WILLEM TROOST (Amsterdam 1684 – 1752 Amsterdam) after JAN GRIFFIER I (Amsterdam 1652 – 1718 London)
Willem Troost (Amsterdam 1684 – 1752 Amsterdam) after Jan Griffier I (Amsterdam 1652 – 1718 London)
An Imaginary Panoramic River Landscape with a Castle on a Hilltop
Bodycolour, black ink framing lines, 370 x 485 mm (14.6 x 19.1 inch)
Provenance
~ Collection F.J.E. Horstmann, Kasteel Oud Clingendaal, Wassenaar; his sale, Mensing et fils / Frederik Muller & Cie, 19 November 1929, lot 295: ‘J. Griffier – Vue de rivière serpentant à travers une vallée et longeant des rives montagneuses avec des vues de villes et des châteaux; au premier plan des embarcations – aquarelle encadrée. Haut. 38, larg. 49.5 cent’.
~ Anonymous sale, Sotheby’s, Amsterdam, 6 November 2001, lot 126
~ Anonymous sale, Swann Galleries, New York, 24 January 2005, lot 133a
~ Private collection, The Netherlands
***
Willem Troost was baptised in Amsterdam on 24 February 1684, the son of Cornelis Troost (1647–1695) and Sarah van Eersel – Willem was the uncle of the celebrated painter Cornelis Troost (1696–1750).1 Troost was taught the art of painting by Johannes Glauber, who specialised in Italianate landscapes, and Herman van der Mijn. Troost was patronised by Johann Wilhelm, Elector Palatine (1658–1716), for whom he worked in his palaces in Düsseldorf and environs. He worked in Cologne from 1716 to 1728 and then in Duisburg and Essen, where he was employed by Princess von der Pfalz-Sulzbach, who commissioned him to paint portraits. Troost then spent some years in Cleves.
Willem married Jacoba Maria van Nickelen in Düsseldorf in 1714, the daughter of Jan van Nickelen, painter of church interiors. Willem and Jacoba were the parents of the painter Jan Hendrik Troost van Groenendoelen, who specialised in ‘behangsels’, decorative interior paintings. In 1735 Troost established his studio in the Veerstraat in Haarlem, and in 1752 he moved back to Amsterdam, where he spent the remainder of his life.

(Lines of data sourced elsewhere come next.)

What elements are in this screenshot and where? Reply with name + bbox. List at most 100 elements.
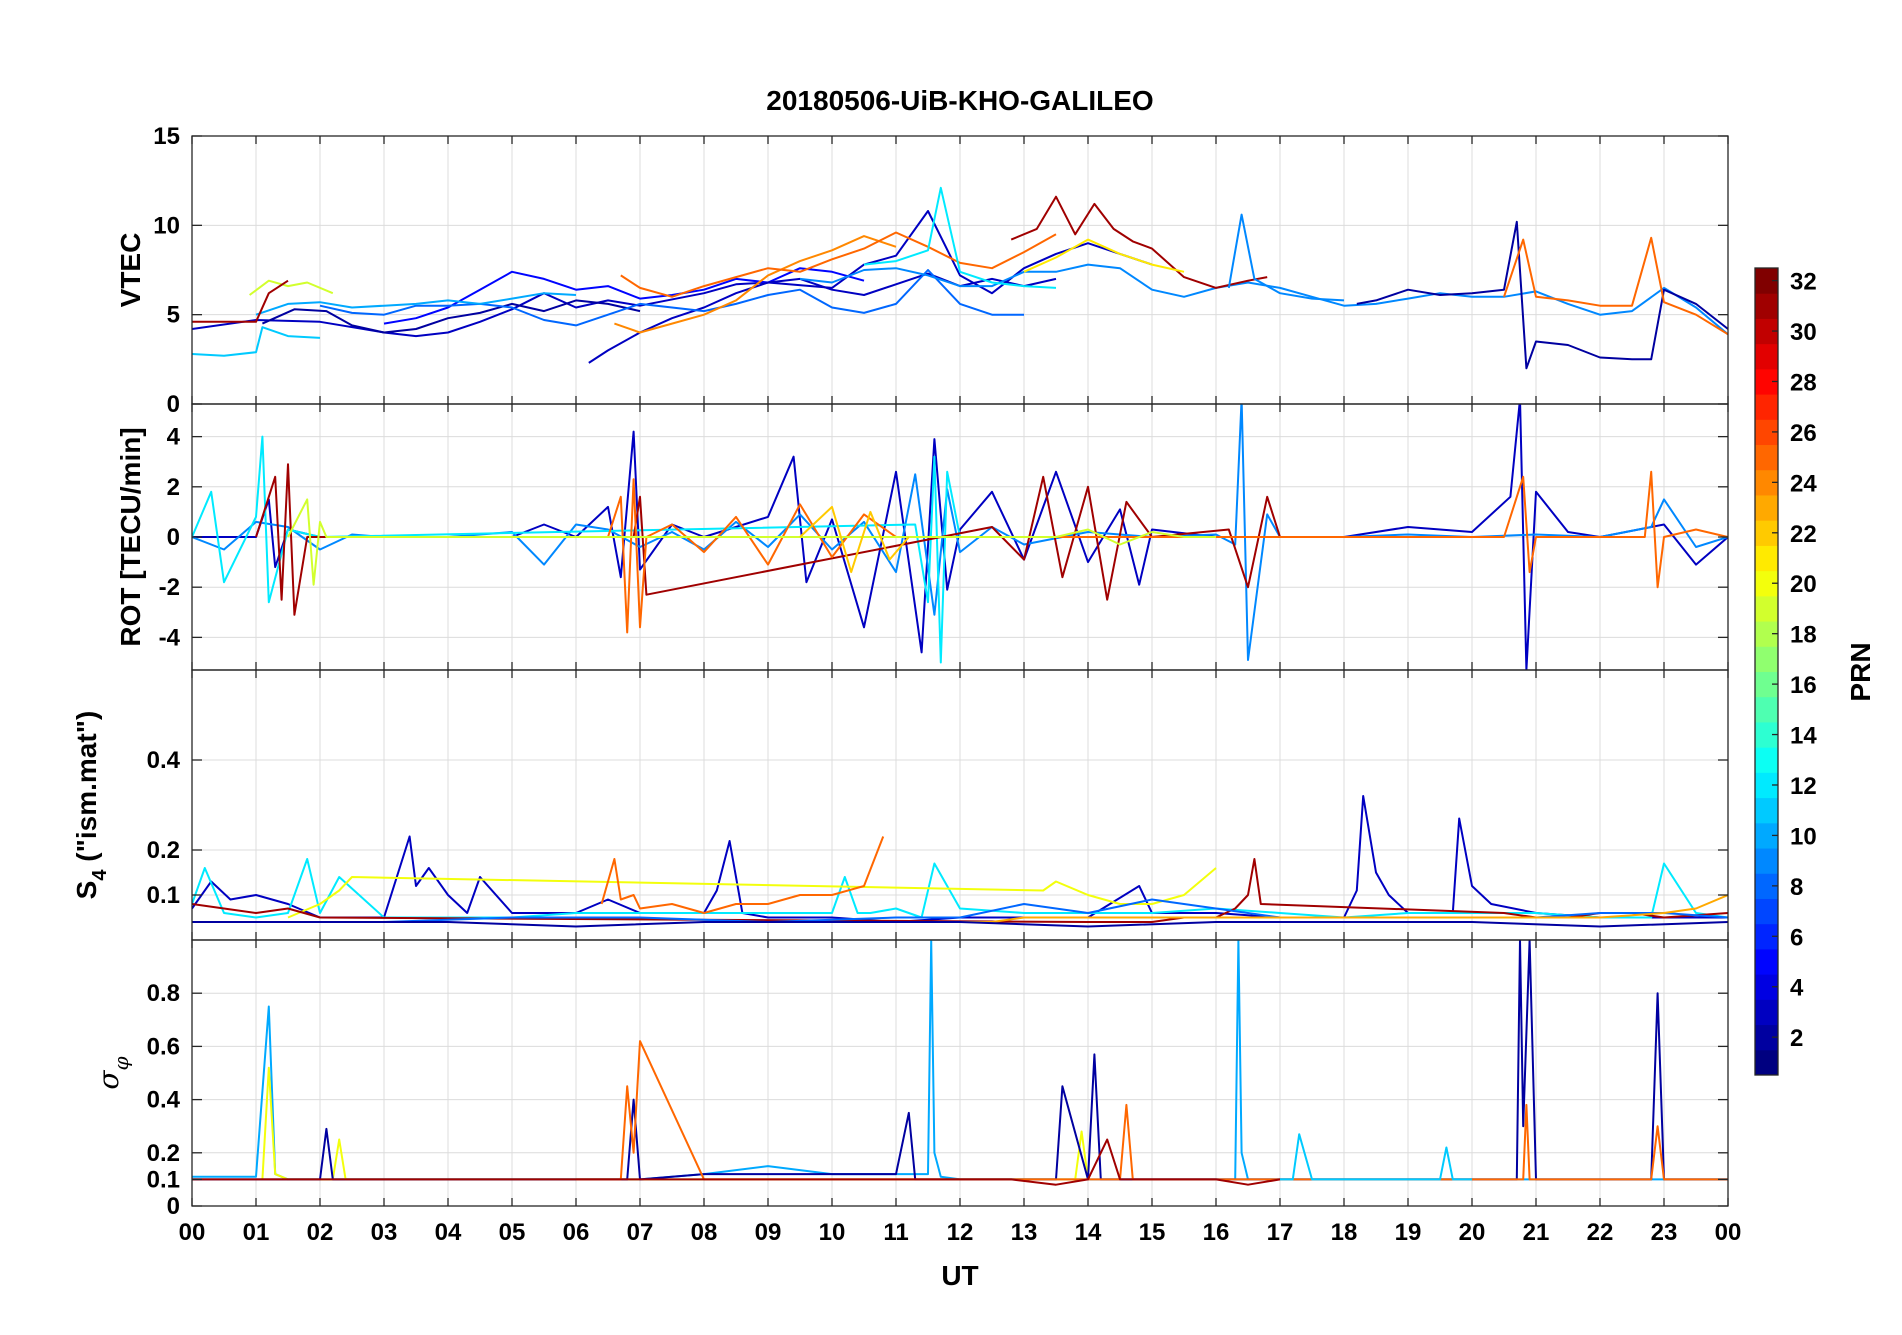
series-prn-12-trace [863,186,1057,289]
x-tick-label: 14 [1075,1219,1102,1246]
colorbar-swatch [1755,444,1778,471]
x-tick-label: 16 [1203,1219,1230,1246]
colorbar-swatch [1755,343,1778,370]
series-prn-10-trace [255,292,577,316]
colorbar-tick-label: 10 [1790,823,1817,850]
x-tick-label: 15 [1139,1219,1166,1246]
colorbar-swatch [1755,621,1778,647]
colorbar-swatch [1755,646,1778,672]
y-axis-label-subscript: 4 [89,869,111,881]
x-tick-label: 00 [1715,1219,1742,1246]
y-tick-label: 0.8 [147,980,180,1007]
colorbar-tick-label: 24 [1790,470,1817,497]
panel-1: 0 5 10 15 VTEC [115,123,1729,418]
x-tick-label: 03 [371,1219,398,1246]
series-prn-11-trace [192,326,321,357]
colorbar-label: PRN [1845,642,1876,701]
series-prn-5-trace [383,267,865,325]
x-tick-label: 12 [947,1219,974,1246]
colorbar-swatch [1755,721,1778,748]
y-axis-label: ROT [TECU/min] [115,427,146,646]
y-tick-label: 0.6 [147,1033,180,1060]
y-axis-label: VTEC [115,233,146,308]
y-tick-label: -4 [159,624,181,651]
x-tick-label: 19 [1395,1219,1422,1246]
colorbar-swatch [1755,545,1778,572]
colorbar-tick-label: 6 [1790,924,1803,951]
y-tick-label: 0.2 [147,1140,180,1167]
y-tick-label: 4 [167,424,181,451]
series-prn-2-trace [261,299,641,334]
y-tick-label: -2 [159,574,180,601]
colorbar-swatch [1755,268,1778,294]
colorbar-swatch [1755,848,1778,874]
y-axis-label: σφ [92,1056,133,1089]
x-tick-label: 09 [755,1219,782,1246]
x-tick-label: 18 [1331,1219,1358,1246]
x-tick-label: 11 [883,1219,908,1246]
x-tick-label: 02 [307,1219,334,1246]
colorbar-tick-label: 18 [1790,622,1817,649]
series-group [192,940,1728,1186]
y-axis-label-main: S [71,881,102,900]
x-tick-label: 20 [1459,1219,1486,1246]
series-prn-22-trace [799,505,910,574]
y-axis-label: S4 ("ism.mat") [71,711,111,900]
x-tick-label: 08 [691,1219,718,1246]
y-tick-label: 0 [167,1193,180,1220]
colorbar-swatch [1755,747,1778,773]
series-prn-31-trace [192,1138,1281,1186]
colorbar-swatch [1755,318,1778,345]
colorbar-tick-label: 26 [1790,420,1817,447]
series-prn-8-trace [319,269,1024,327]
series-prn-2-trace [1356,220,1728,370]
colorbar-swatch [1755,570,1778,597]
x-tick-label: 04 [435,1219,462,1246]
x-tick-label: 05 [499,1219,526,1246]
colorbar-tick-label: 16 [1790,672,1817,699]
x-tick-label: 00 [179,1219,206,1246]
colorbar-swatch [1755,494,1778,521]
series-prn-24-trace [614,235,897,334]
colorbar-swatch [1755,923,1778,950]
panel-3: 0.1 0.2 0.4 S4 ("ism.mat") [71,669,1729,941]
x-tick-label: 13 [1011,1219,1038,1246]
series-prn-8-trace [383,898,1728,923]
colorbar-swatch [1755,898,1778,925]
series-prn-11-trace [1280,1133,1472,1181]
y-tick-label: 15 [153,123,180,150]
colorbar-swatch [1755,394,1778,420]
colorbar-swatch [1755,999,1778,1026]
series-prn-25-trace [620,231,1057,298]
series-group [192,404,1728,670]
colorbar-tick-label: 12 [1790,773,1817,800]
series-prn-31-trace [1010,195,1268,289]
series-prn-23-trace [928,894,1728,923]
colorbar-swatch [1755,772,1778,799]
y-tick-label: 2 [167,474,180,501]
series-prn-19-trace [249,279,334,296]
x-tick-label: 07 [627,1219,654,1246]
y-axis-label-main: σ [92,1070,125,1090]
colorbar-swatch [1755,1024,1778,1051]
colorbar-swatch [1755,520,1778,546]
y-tick-label: 0 [167,391,180,418]
series-prn-12-trace [192,435,961,664]
x-tick-label: 23 [1651,1219,1678,1246]
colorbar-swatch [1755,368,1778,395]
y-tick-label: 0 [167,524,180,551]
panel-4: 00.10.2 0.4 0.6 0.8 σφ 00 01 02 03 04 05 06 07 08 09 10… [92,939,1742,1246]
colorbar-swatch [1755,948,1778,975]
series-prn-31-trace [192,279,289,323]
colorbar-tick-label: 4 [1790,975,1804,1002]
x-tick-label: 10 [819,1219,846,1246]
y-tick-label: 0.4 [147,1087,181,1114]
colorbar-swatch [1755,671,1778,698]
series-prn-25-trace [607,470,1728,634]
colorbar-swatch [1755,419,1778,446]
colorbar-tick-label: 20 [1790,571,1817,598]
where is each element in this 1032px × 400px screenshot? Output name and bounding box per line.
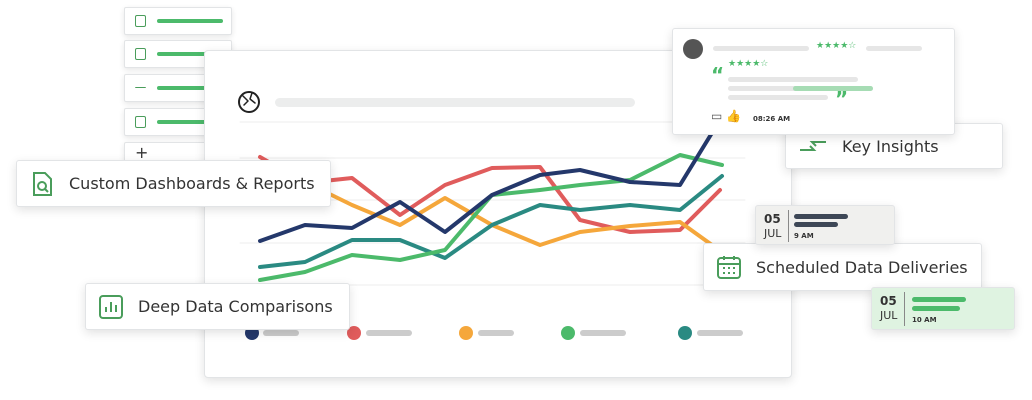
stars: ★★★★☆ [816,41,857,51]
delivery-card: 05 JUL 9 AM [755,205,895,245]
delivery-day: 05 [880,294,897,308]
feature-card: Deep Data Comparisons [85,283,350,330]
feature-label: Deep Data Comparisons [138,297,333,316]
side-item [124,7,232,35]
delivery-month: JUL [764,227,782,240]
delivery-day: 05 [764,212,781,226]
delivery-time: 9 AM [794,232,814,240]
feature-label: Key Insights [842,136,939,156]
chart [238,91,746,340]
avatar [683,39,703,59]
feature-card: Scheduled Data Deliveries [703,243,982,291]
review-card: ★★★★☆ “ ★★★★☆ ” ▭ 👍 08:26 AM [672,28,955,135]
review-time: 08:26 AM [753,115,791,123]
delivery-time: 10 AM [912,316,937,324]
delivery-month: JUL [880,309,898,322]
delivery-card: 05 JUL 10 AM [871,287,1015,330]
quote: ” [835,87,849,111]
feature-label: Scheduled Data Deliveries [756,257,968,277]
stars: ★★★★☆ [728,59,769,69]
feature-label: Custom Dashboards & Reports [69,174,315,193]
icons: ▭ 👍 [711,109,742,123]
quote: “ [711,63,725,87]
feature-card: Custom Dashboards & Reports [16,160,331,207]
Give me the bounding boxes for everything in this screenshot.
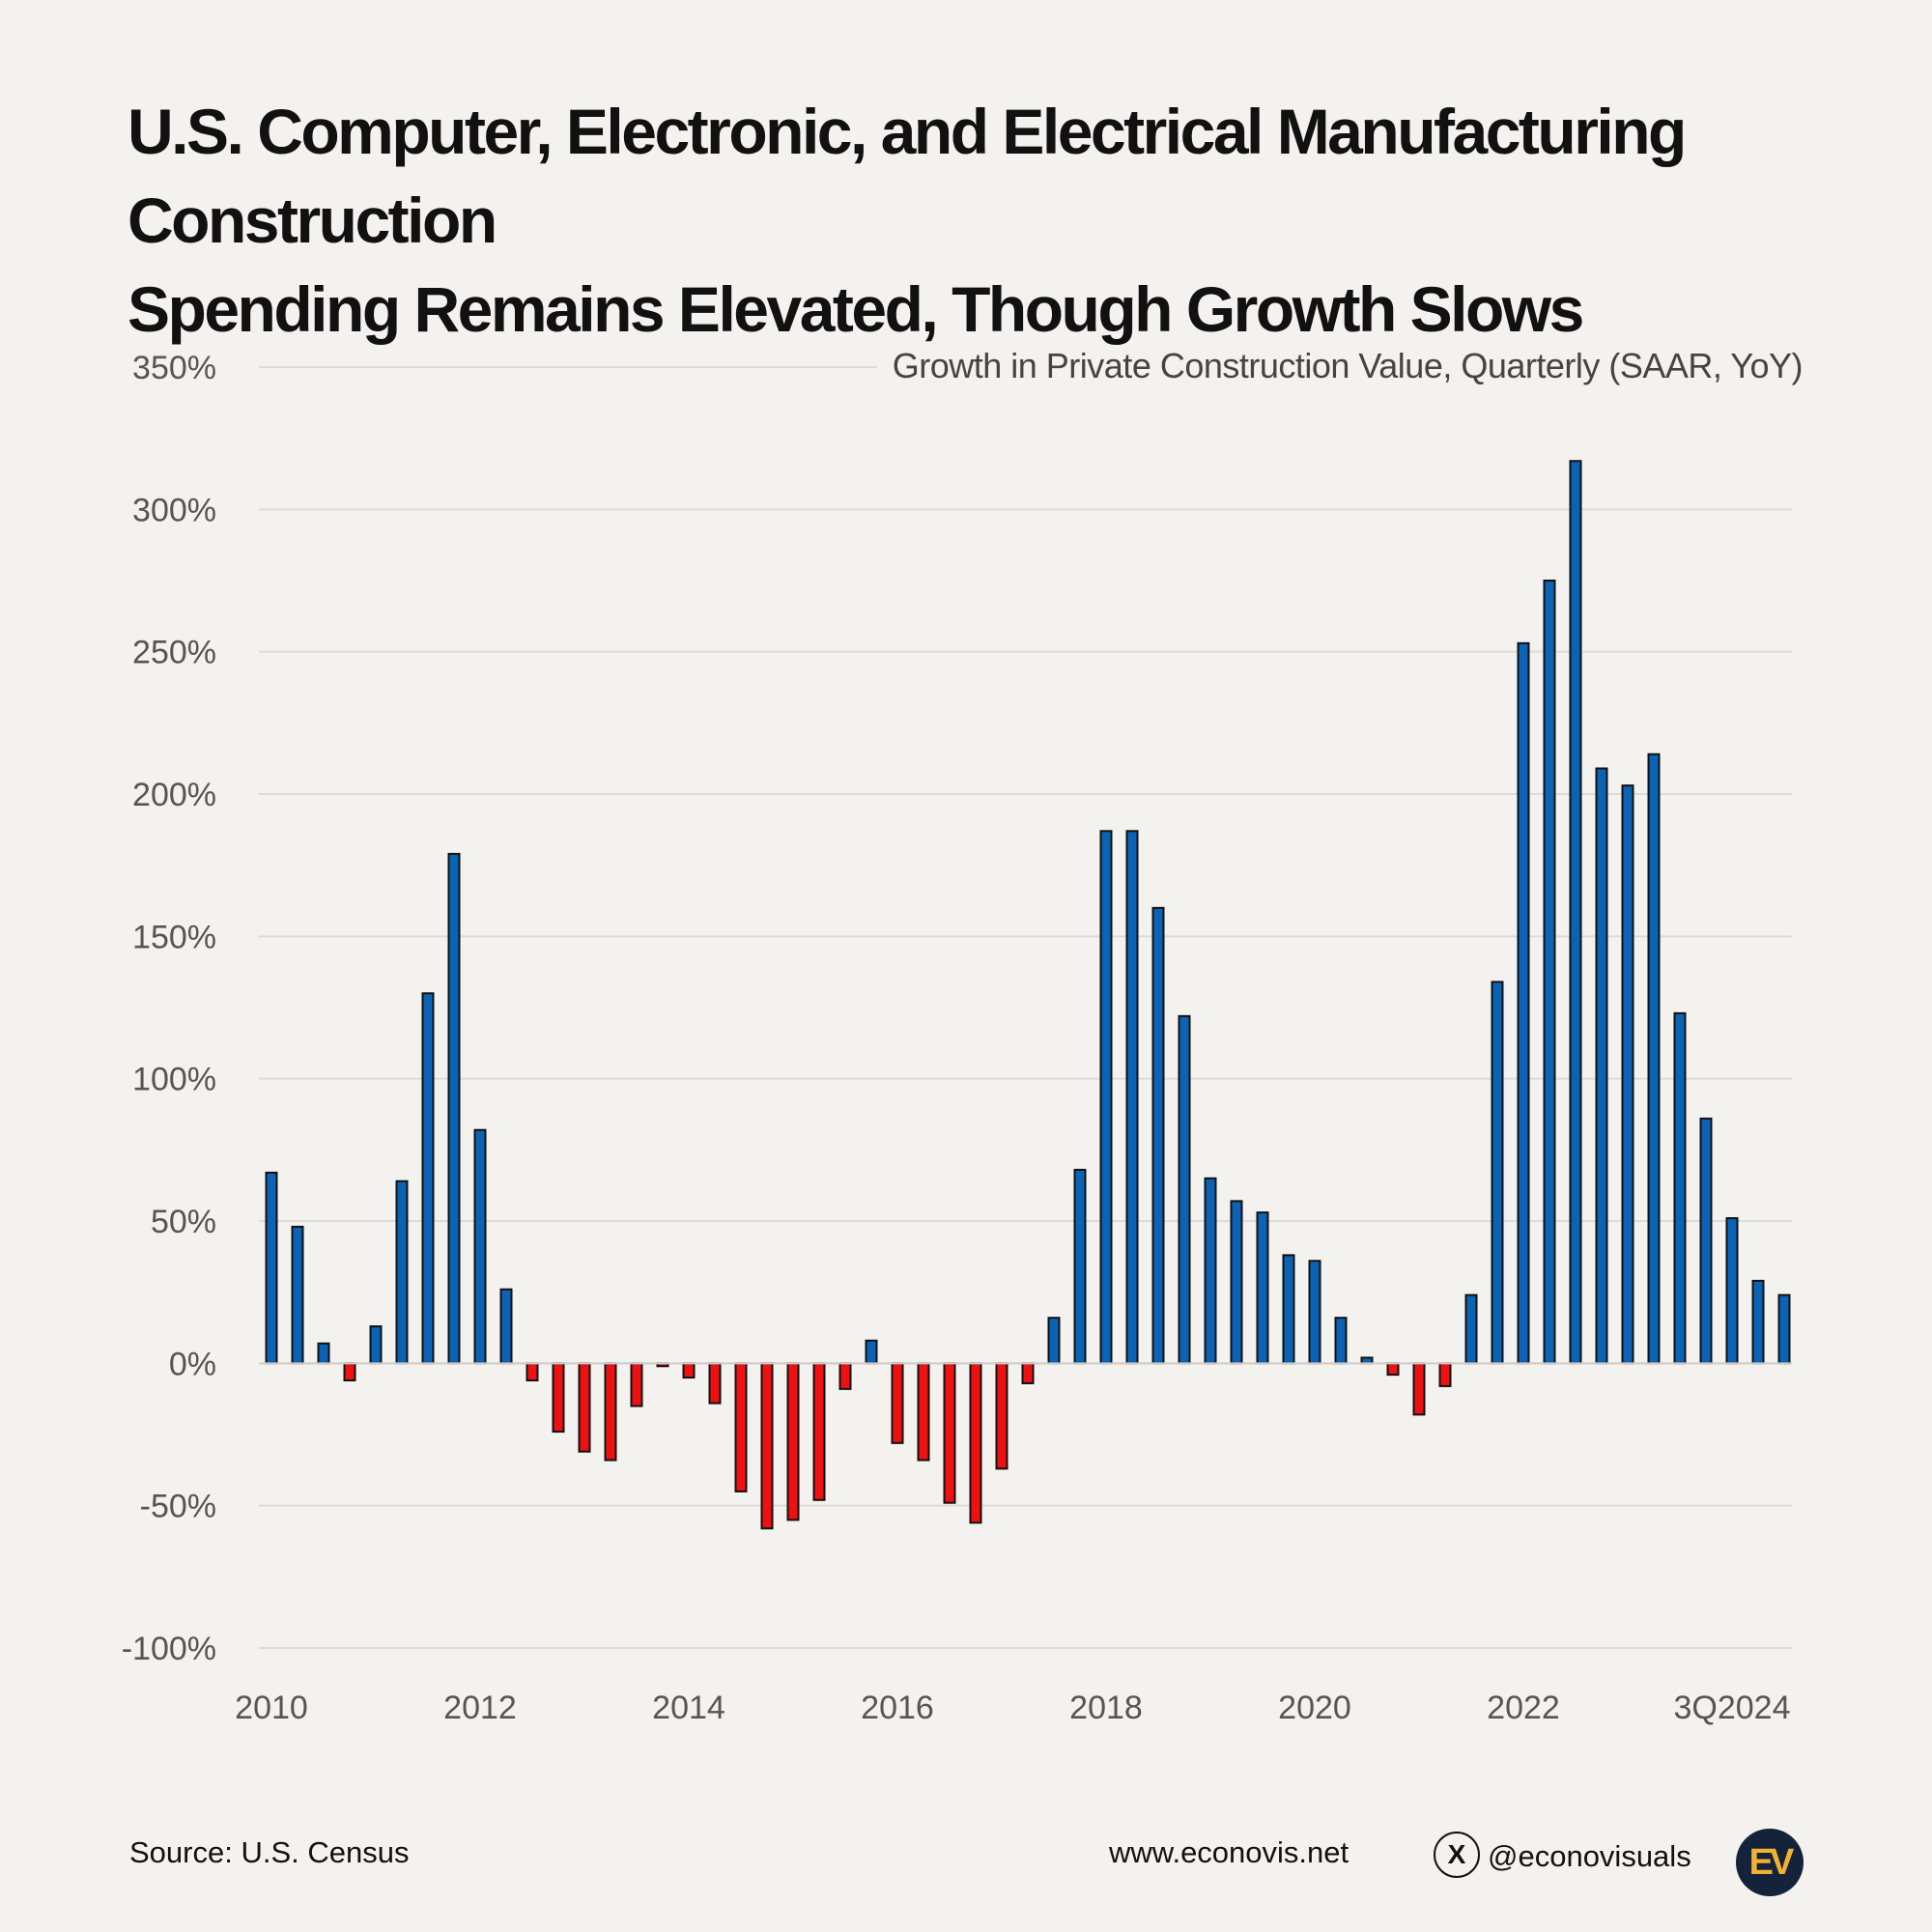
bar-1Q2018	[1099, 830, 1113, 1365]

Few works by Willem Troost have survived, mostly imaginary panoramic landscapes painted in watercolour and bodycolour, reminiscent of view in the Rhine area of Germany. Some appear to be compositions by himself, while others are based on works by other artists, as seems to be the case with this gouache, which is related to an oil painting by Jan Griffier I (1652–1718).2 Of all gouaches by Troost, the present work is the largest and most ambitious known, and Troost seems to have been particularly pleased with it, as it is also known from another version, offered at Christie’s in 1992.3 Intriguingly, this other version is proudly signed ‘W. TROOST I. & F.’, ‘invenit & fecit’, meaning ‘invented and made’, normally used for original compositions, rather than copies after other artists. The identical composition by Griffier therefore remains a mystery – did Griffier base his painting on Willem Troost’s composition, or was Troost not entirely accurate with the artistic truth? It is unlikely we will ever know the true scenario, though the existence of two autograph versions by Troost suggests he was particularly pleased with this composition. Troost is known to have made copies after other artists, including Jan Wijnants and Herman Saftleven, by whom Griffier was also influenced.4 A comparable gouache by Troost of a river landscape with a town on a hill is preserved in the Rijksmuseum in Amsterdam (fig.).5
1. For Willem Troost, see the biography in Saur Allgemeines Künstlerlexikon: die bildenden Künstler aller Zeiten und Völker, Munich 1992-, vol. 110 (2021), p. 329.
2. Oil on panel, 37.1 x 49.7 cm, offered at anonymous sale, Christie’s, Amsterdam, 11 May 2005, lot 37.
3. Bodycolour, 376 x 491 mm, signed ‘W. TROOST I. & F’; Christie’s, London, 6 July 1992, lot 93.
4. Sale of collection of Jan Bisschop, Rotterdam (Bosch & Arenberg), 24 June 1771 ff, Album A, no. 1: ‘Een fraai Landschap gestoffeerd met Beeldjes en Beestjes, door W. Troost naar Wynands. Gekleurd.’ (‘A fine landscape staffed with figures and animals, by W. Troost after Wynands. Coloured.’ (sold for 16 florins to ‘Neyman’ and no. 65: ‘Een ditto [Rhyngezicht] kapitaalder, door denzelven [Willem Troost], naar Harmen Zaftleven’ (‘A ditto [Rhine view], more capital, by the same [Willem Troost], after Harmen Zaftleven’), sold for 21 florins to ‘Lokhorst’.
5. Bodycolour, 143 x 190 mm, inv. no. RP-T-1918-491.